October 9th -- Haunted Structures

Session 9 (2002)
Directed by Brad Anderson

There’s a surprisingly small number of films that use haunted mansions, hospitals, and other gothic-shaped structures nowadays. Why filmmakers don’t tap into these naturally frightening structures is beyond me; one recent flick that does is Session 9, a psycho-paranormal thriller from director Brad Anderson. He focuses on this incredible bat-shaped hospital that requires an asbestos-sweep crew for cleansing, which is heavily ironic considering the fact that much more needs to be purged from this horrible place than that. Of course, as we twist and wind around every corner of this structure, images of peeling paint and dilapidated session chambers rely on their own natural properties to evoke quite a chilling atmosphere.

Led by eerie character actor David Caruso, Session 9 slyly introduces the audience to a host of blue-collar cleaners driven by testosterone, money, and for-the-moment satisfaction. Their personalities are surprisingly distinct, creating a strange dynamic that neither makes them out to be appealing or villainous. Much like average humans, there’s bits and pieces from both sides of the spectrum in these guys hired to flush this hotbed of horrible memories of its filth. Once one of them disappears in the corridors of the asylum, it becomes a downward spiral of bizarre whodunit mindplay. When its chaos begins to intertwine with the sound of eerie tapes that illustrate one of the patient’s horrific schizophrenia, Session 9 becomes a balancing act between wondering whether it’s the haunted structure’s fault for swallowing up one of the cleaners or whether it’s something orchestrated by these regular guys – or a combination of both.

The Haunting (1963)
Directed by Robert Wise

Isn’t it great how crappy remakes can further accentuate classics, especially in the horror genre? There are few gaps in quality as far wide as the difference between the ’99 computer-generated eyesore and the classic 1963 version of The Haunting -- one sports a singular popcorn element that makes it digestible, while the other provides so many accuracies revolving around the genre that it’s hard to pick just one. Setup is simple: four people, one of which is a professor, spend a prolonged period of time in the dreaded Hill House, a labyrinthine mansion that seems engineered for the sheer purpose of losing people in its echoic corridors. Considering the lineage of the owner, that might not be too far from the truth.

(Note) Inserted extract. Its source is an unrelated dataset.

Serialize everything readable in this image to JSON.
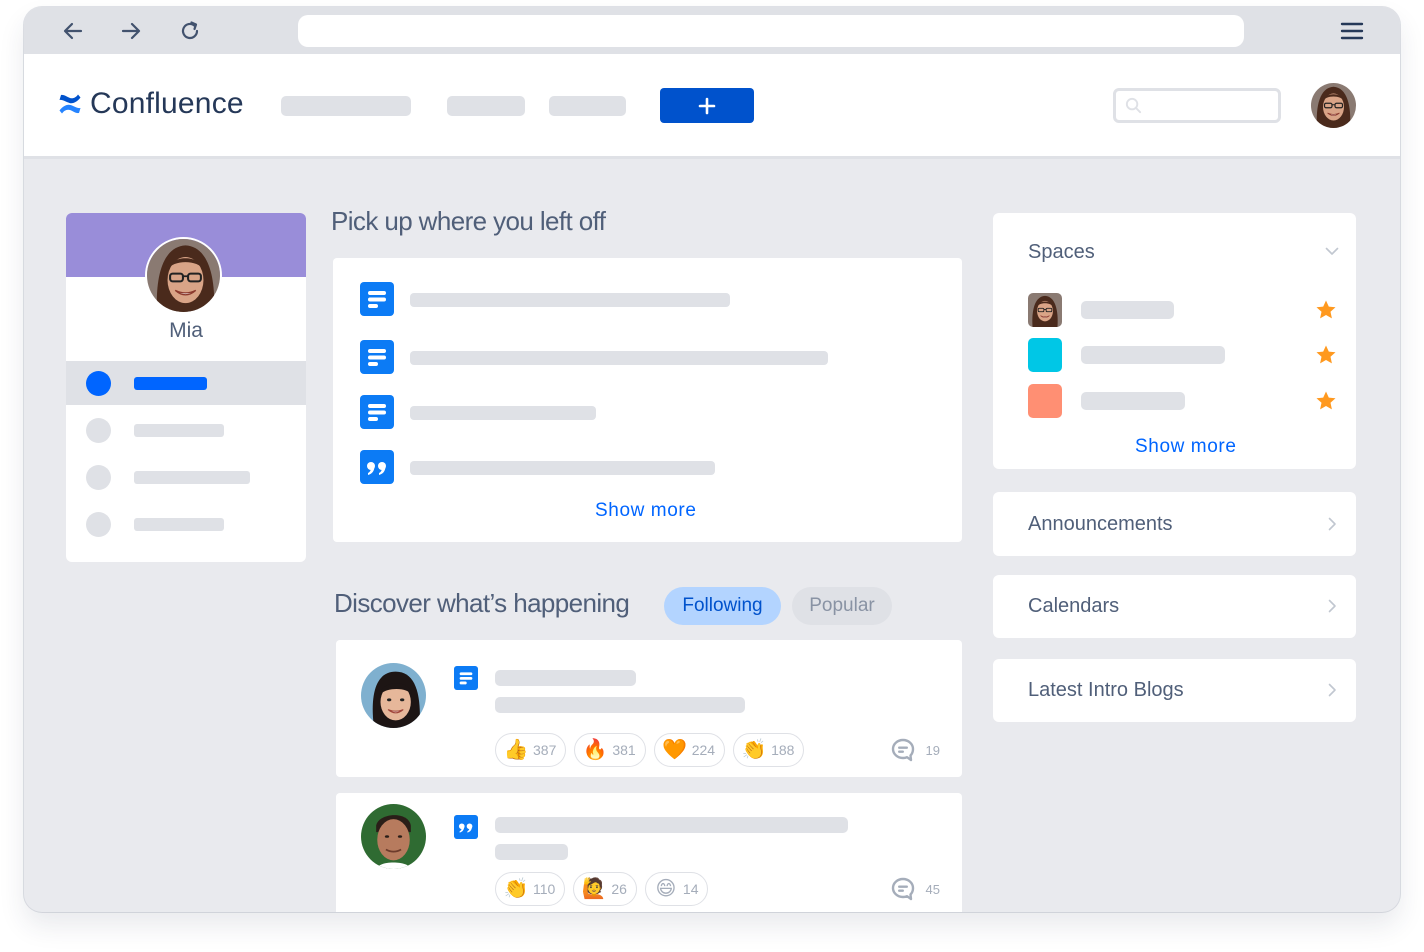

Few black-and-white horror films display the kind of architecturally-gripping cinematography that The Haunting displays, which is really saying something. Winding around the corners of this place behind Eleanor, a batty ball of nerves with a troubling past, helps to craft the infinite-seeming expanses of the mansion. A lot of the maddening atmosphere is created by Eleanor’s internal dialogue, a stream of consciousness from our perspective character’s brain that rattles the cage quite a bit in between the scenes where slight paranormal activity arises. But it’s when all’s still, immobile, and rife for hearing every ounce of sound surrounding the room that Robert Wise’s paranormal psyche-out ramps up. The scares are spread out, thumping and spiking a lot like a heart beat; once again, possibly more accurate than not considering the house itself might just be alive.